From this period there emerged the conviction that she must nurture and feed her creativity, above all, living frugally, moving house frequently, steering clear of relationships that might lead to too much domesticity, doing everything to avoid relegating her art to ‘secondary status’. Evaristo deliberately set out to improve her confidence, with personal development courses, self-discipline and affirmations, setting in place the internal infrastructure required for her to thrive. It was a masterpiece of self-care. Even today she teaches her students at Brunel University, where she is professor of creative writing, to stave off failures and disappointments, even as they occur, so they cannot land.

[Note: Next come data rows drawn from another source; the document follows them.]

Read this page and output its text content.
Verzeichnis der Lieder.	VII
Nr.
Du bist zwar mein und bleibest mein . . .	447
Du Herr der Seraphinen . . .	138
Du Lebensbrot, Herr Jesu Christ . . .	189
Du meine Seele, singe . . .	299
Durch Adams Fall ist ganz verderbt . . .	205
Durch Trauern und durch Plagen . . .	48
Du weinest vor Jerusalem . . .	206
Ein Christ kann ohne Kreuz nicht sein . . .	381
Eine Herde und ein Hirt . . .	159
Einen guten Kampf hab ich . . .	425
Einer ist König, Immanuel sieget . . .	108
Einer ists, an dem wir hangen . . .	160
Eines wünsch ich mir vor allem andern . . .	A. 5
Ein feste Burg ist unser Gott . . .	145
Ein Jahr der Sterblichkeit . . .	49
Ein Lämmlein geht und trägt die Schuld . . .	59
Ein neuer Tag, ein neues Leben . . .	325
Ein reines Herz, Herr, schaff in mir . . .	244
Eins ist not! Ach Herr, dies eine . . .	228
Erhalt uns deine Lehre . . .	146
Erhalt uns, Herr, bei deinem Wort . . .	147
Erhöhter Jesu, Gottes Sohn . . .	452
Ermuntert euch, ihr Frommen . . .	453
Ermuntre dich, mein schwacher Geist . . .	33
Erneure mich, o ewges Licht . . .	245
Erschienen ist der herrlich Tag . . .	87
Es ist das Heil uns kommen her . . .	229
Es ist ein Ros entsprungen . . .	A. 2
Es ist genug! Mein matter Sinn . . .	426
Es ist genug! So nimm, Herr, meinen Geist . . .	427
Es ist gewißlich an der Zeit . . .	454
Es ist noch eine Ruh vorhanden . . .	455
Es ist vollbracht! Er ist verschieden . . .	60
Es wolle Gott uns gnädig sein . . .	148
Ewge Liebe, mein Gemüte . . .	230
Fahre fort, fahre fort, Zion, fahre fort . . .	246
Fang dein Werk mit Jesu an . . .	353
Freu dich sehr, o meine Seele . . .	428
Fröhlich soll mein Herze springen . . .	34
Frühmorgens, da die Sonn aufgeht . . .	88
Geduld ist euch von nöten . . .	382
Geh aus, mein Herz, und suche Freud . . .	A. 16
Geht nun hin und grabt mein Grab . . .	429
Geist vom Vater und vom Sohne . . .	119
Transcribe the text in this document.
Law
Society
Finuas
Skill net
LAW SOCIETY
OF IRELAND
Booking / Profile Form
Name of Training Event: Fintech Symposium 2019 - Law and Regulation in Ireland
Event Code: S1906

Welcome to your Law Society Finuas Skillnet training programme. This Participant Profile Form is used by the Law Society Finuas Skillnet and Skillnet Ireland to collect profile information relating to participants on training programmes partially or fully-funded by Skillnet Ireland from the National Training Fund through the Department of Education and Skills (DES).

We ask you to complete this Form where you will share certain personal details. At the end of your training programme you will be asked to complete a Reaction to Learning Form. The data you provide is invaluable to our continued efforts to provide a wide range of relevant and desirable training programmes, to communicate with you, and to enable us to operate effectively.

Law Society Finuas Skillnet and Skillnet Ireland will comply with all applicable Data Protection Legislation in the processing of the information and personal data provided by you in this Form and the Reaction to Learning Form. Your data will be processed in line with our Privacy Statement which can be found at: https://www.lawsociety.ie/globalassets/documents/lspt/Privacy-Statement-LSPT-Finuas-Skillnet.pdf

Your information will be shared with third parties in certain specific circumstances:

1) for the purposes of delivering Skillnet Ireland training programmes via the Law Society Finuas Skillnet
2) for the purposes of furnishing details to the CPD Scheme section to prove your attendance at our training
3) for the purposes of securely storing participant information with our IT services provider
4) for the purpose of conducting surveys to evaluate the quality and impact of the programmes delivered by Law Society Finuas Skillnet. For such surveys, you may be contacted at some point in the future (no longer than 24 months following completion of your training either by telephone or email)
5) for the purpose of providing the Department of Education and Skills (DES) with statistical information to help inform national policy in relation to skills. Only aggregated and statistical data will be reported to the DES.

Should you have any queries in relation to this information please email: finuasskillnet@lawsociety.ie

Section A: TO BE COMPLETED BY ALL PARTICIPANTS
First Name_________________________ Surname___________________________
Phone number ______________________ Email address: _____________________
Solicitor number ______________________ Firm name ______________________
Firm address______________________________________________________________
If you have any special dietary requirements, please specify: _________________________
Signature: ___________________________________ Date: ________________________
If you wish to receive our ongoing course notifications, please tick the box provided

Manifesto is punctuated by episodes of racism, some shrugged off, some stinging bitterly. Bricks were thrown through the windows of Evaristo’s childhood home, her father chasing the culprits, making their parents pay for the damage caused. When she was 15, a classmate taking sociology O-level conducted a survey. Would you want to live next door to ‘a coloured family?’ Seventy-five per cent of her class answered no. These were her friends. During an audition for the Central School of Speech and Drama a staff member examined Evaristo’s mouth and teeth. The cost of trying to move forward with such ugly opposition is communicated powerfully. Yet it somehow feels like a disservice to dwell on what she has endured rather than what she has achieved.
She writes memorable characters who leap off the page, follow you upstairs and flag you down. I’ll never forget Barrington, the charismatic, maddening hero of her sixth novel Mr Loverman, despairing as one of his wife’s friends from church discusses the size of a friend’s daughter’s uterine fibroids, with great relish, over ‘lumpy tendons’ of goat. Evaristo writes so well about all the different ways of being a family. The cruel, coercive, lesbian relationship in Girl, Woman, Other terrifies me to this day. Her first novel, Lara, treats seven generations of her personal history in verse, with verve and depth. She gives us a mother tortured by the thought of her teenagers, out on the town, who ‘worries herself to sainthood most nights, fearing the briars/of our city’s urban jungle, missing persons/Bill Sikes’. She captures the invincible-seeming father’s anguish following his mother’s death: ‘I am a strong man but pain is a warrior too./ The pit I build for grief this time will be infinite.’
Manifesto’s subtitle is ‘On Never Giving Up’. A better advert for this maxim you could not find.